8. Vaccine production process and COVID-19
Vaccines are the most effective means to prevent and control infectious diseases economically (Remy et al., 2014). In this pandemic all eyes are on the research institutions and the pharmaceutical companies involved in COVID-19 vaccine development. However, the vaccine production process has to follow the set stringent principles laid by various regulating agencies and a successful SARS-CoV-2 vaccine could not be achieved overnight. The biological characteristics of SARS-CoV-2 such as epidemiology, structural basis, pathogenesis, correlates of immunity, immune-pathologies, etc are still unclear (Zhang et al., 2020). Generally, normal vaccine development takes a decade or two with very less success rate but there is a broad consensus between the scientists worldwide regarding the availability of vaccine against SARS-CoV-2 which is expected to be 12-18 moths away (Dresden, 2020). It is because the identification of SARS-CoV-2 was done within 3 months of its spread and the study of its other biological characteristics is undergoing very vigorously to develop the whole information which will potentially facilitate the rapid development of its vaccine. Globally, confirmed COVID-19 cases are still increasing at an alarming rate and it may potentially become a flu-like seasonal disease and remain in coexistence with human beings for a long time (Neher et al., 2020). Thus, vaccine development is necessary even if it is occurring at a slower pace than the spreading of COVID-19 pandemic. Once a potential vaccine is announced by a researcher, a prospective producer pharmaceutical company has to submit an application to a regulatory authority such as Food and Drug Administration (FDA) for investigation of the new vaccine. The application must describe the vaccine, its manufacturing process, its safety, and efficacy in animal testing (Dresden, 2020). Broadly the vaccine production process can be classified into following stages (Ryan, 2020):
a) Vaccine design: A researcher studies the relevant pathogen characteristics, selects most suitable antigenic fragment, and makes that antigen get expressed preferably to get recognized by host immune system.
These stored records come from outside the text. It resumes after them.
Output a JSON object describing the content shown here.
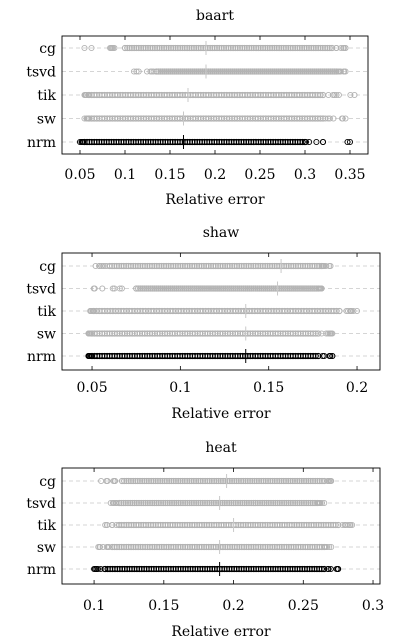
{
  "colors": {
    "method": "#b3b3b3",
    "nrm": "#000000",
    "grid": "#c8c8c8",
    "frame": "#000000"
  },
  "chart_data": [
    {
      "type": "scatter",
      "title": "baart",
      "xlabel": "Relative error",
      "categories": [
        "cg",
        "tsvd",
        "tik",
        "sw",
        "nrm"
      ],
      "xlim": [
        0.03,
        0.37
      ],
      "xticks": [
        0.05,
        0.1,
        0.15,
        0.2,
        0.25,
        0.3,
        0.35
      ],
      "xticklabels": [
        "0.05",
        "0.1",
        "0.15",
        "0.2",
        "0.25",
        "0.3",
        "0.35"
      ],
      "grid": "horizontal dashed",
      "series": [
        {
          "category": "cg",
          "min": 0.055,
          "max": 0.345,
          "dense_min": 0.1,
          "dense_max": 0.33,
          "median": 0.19
        },
        {
          "category": "tsvd",
          "min": 0.11,
          "max": 0.345,
          "dense_min": 0.135,
          "dense_max": 0.335,
          "median": 0.19
        },
        {
          "category": "tik",
          "min": 0.055,
          "max": 0.355,
          "dense_min": 0.06,
          "dense_max": 0.32,
          "median": 0.17
        },
        {
          "category": "sw",
          "min": 0.055,
          "max": 0.345,
          "dense_min": 0.06,
          "dense_max": 0.32,
          "median": 0.165
        },
        {
          "category": "nrm",
          "min": 0.05,
          "max": 0.35,
          "dense_min": 0.055,
          "dense_max": 0.3,
          "median": 0.165
        }
      ]
    },
    {
      "type": "scatter",
      "title": "shaw",
      "xlabel": "Relative error",
      "categories": [
        "cg",
        "tsvd",
        "tik",
        "sw",
        "nrm"
      ],
      "xlim": [
        0.033,
        0.213
      ],
      "xticks": [
        0.05,
        0.1,
        0.15,
        0.2
      ],
      "xticklabels": [
        "0.05",
        "0.1",
        "0.15",
        "0.2"
      ],
      "grid": "horizontal dashed",
      "series": [
        {
          "category": "cg",
          "min": 0.052,
          "max": 0.185,
          "dense_min": 0.06,
          "dense_max": 0.18,
          "median": 0.157
        },
        {
          "category": "tsvd",
          "min": 0.051,
          "max": 0.18,
          "dense_min": 0.075,
          "dense_max": 0.178,
          "median": 0.155
        },
        {
          "category": "tik",
          "min": 0.049,
          "max": 0.2,
          "dense_min": 0.051,
          "dense_max": 0.19,
          "median": 0.137
        },
        {
          "category": "sw",
          "min": 0.048,
          "max": 0.186,
          "dense_min": 0.05,
          "dense_max": 0.178,
          "median": 0.137
        },
        {
          "category": "nrm",
          "min": 0.048,
          "max": 0.186,
          "dense_min": 0.05,
          "dense_max": 0.178,
          "median": 0.137
        }
      ]
    },
    {
      "type": "scatter",
      "title": "heat",
      "xlabel": "Relative error",
      "categories": [
        "cg",
        "tsvd",
        "tik",
        "sw",
        "nrm"
      ],
      "xlim": [
        0.077,
        0.305
      ],
      "xticks": [
        0.1,
        0.15,
        0.2,
        0.25,
        0.3
      ],
      "xticklabels": [
        "0.1",
        "0.15",
        "0.2",
        "0.25",
        "0.3"
      ],
      "grid": "horizontal dashed",
      "series": [
        {
          "category": "cg",
          "min": 0.105,
          "max": 0.27,
          "dense_min": 0.12,
          "dense_max": 0.265,
          "median": 0.195
        },
        {
          "category": "tsvd",
          "min": 0.112,
          "max": 0.265,
          "dense_min": 0.118,
          "dense_max": 0.26,
          "median": 0.19
        },
        {
          "category": "tik",
          "min": 0.108,
          "max": 0.285,
          "dense_min": 0.118,
          "dense_max": 0.275,
          "median": 0.2
        },
        {
          "category": "sw",
          "min": 0.103,
          "max": 0.27,
          "dense_min": 0.113,
          "dense_max": 0.265,
          "median": 0.19
        },
        {
          "category": "nrm",
          "min": 0.1,
          "max": 0.275,
          "dense_min": 0.108,
          "dense_max": 0.265,
          "median": 0.19
        }
      ]
    }
  ]
}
b) Animal studies: The new proposed vaccine is tested in animal models to study immune responses, efficacy, and safety upon immunization. The correlates of immunity, immuno-pathologies, and level of protection conferred on challenge are also studied.
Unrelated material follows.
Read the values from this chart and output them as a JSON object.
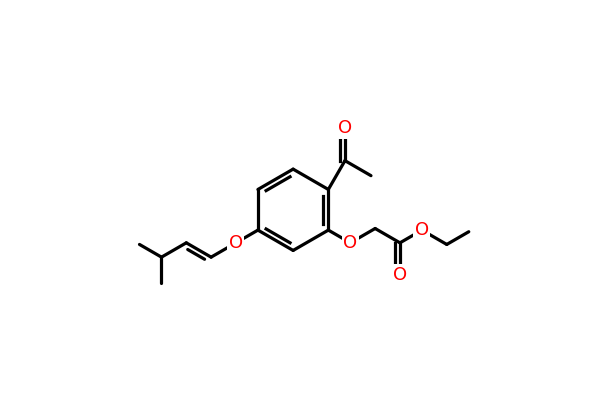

c) Clinical trials (phase I): After successfully passing the animal studies similar investigations are carried out in a small cohort of patients or volunteers. The dose and side effects of the vaccine are also studied.
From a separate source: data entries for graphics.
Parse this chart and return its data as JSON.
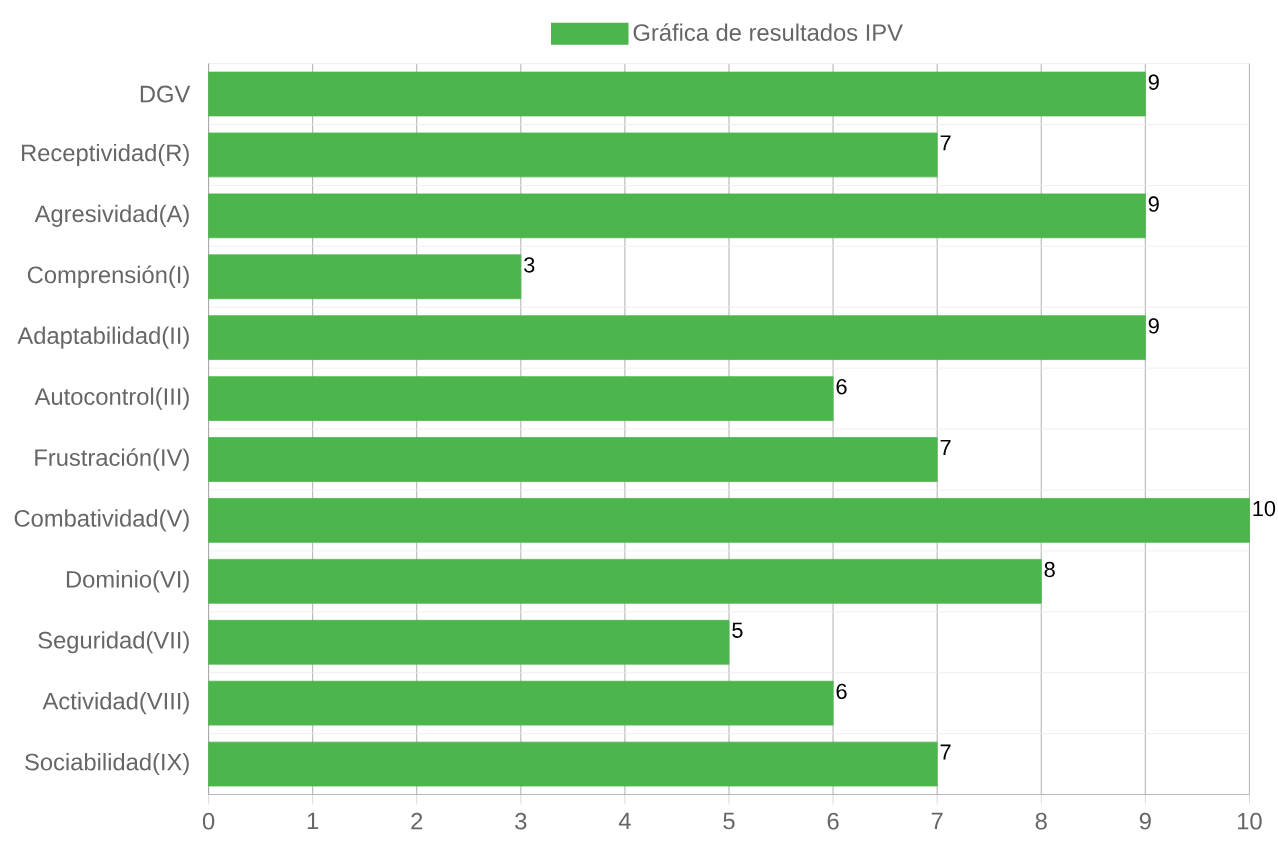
{
  "chart_data": {
    "type": "bar",
    "orientation": "horizontal",
    "categories": [
      "DGV",
      "Receptividad(R)",
      "Agresividad(A)",
      "Comprensión(I)",
      "Adaptabilidad(II)",
      "Autocontrol(III)",
      "Frustración(IV)",
      "Combatividad(V)",
      "Dominio(VI)",
      "Seguridad(VII)",
      "Actividad(VIII)",
      "Sociabilidad(IX)"
    ],
    "series": [
      {
        "name": "Gráfica de resultados IPV",
        "color": "#4cb54c",
        "values": [
          9,
          7,
          9,
          3,
          9,
          6,
          7,
          10,
          8,
          5,
          6,
          7
        ]
      }
    ],
    "xlim": [
      0,
      10
    ],
    "xticks": [
      0,
      1,
      2,
      3,
      4,
      5,
      6,
      7,
      8,
      9,
      10
    ],
    "grid": true,
    "legend": "top",
    "data_labels": true
  }
}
d) Clinical trials (phase II): This stage involves a deeper analysis of vaccine biology and mechanism of action over a larger cohort of patients.
e) Clinical trials (phase III): This phase is similar to phase II but has a greater coverage of people under testing over a longer period of time to generate large amount of data to draw valid statistical conclusions. This phase also explores any possible late adverse effects of immunization.
f) Regulatory approval: The regulatory agency takes a final call regarding approval of the studied vaccine as a treatment option for the disease. Regulatory agency strictly carries out scrutiny of the evidences and the data on animal and human trials with the proposed vaccine to make a final decision on its suitability as a treatment option. Traditionally, it takes a decade or two for a new vaccine to go from a design to approval stage (Ryan, 2020) but the process of vaccine development against COVID-19 has briskly reached the phase II clinical trial at various places worldwide and it is expected to be the fastest vaccine ever produced in human history.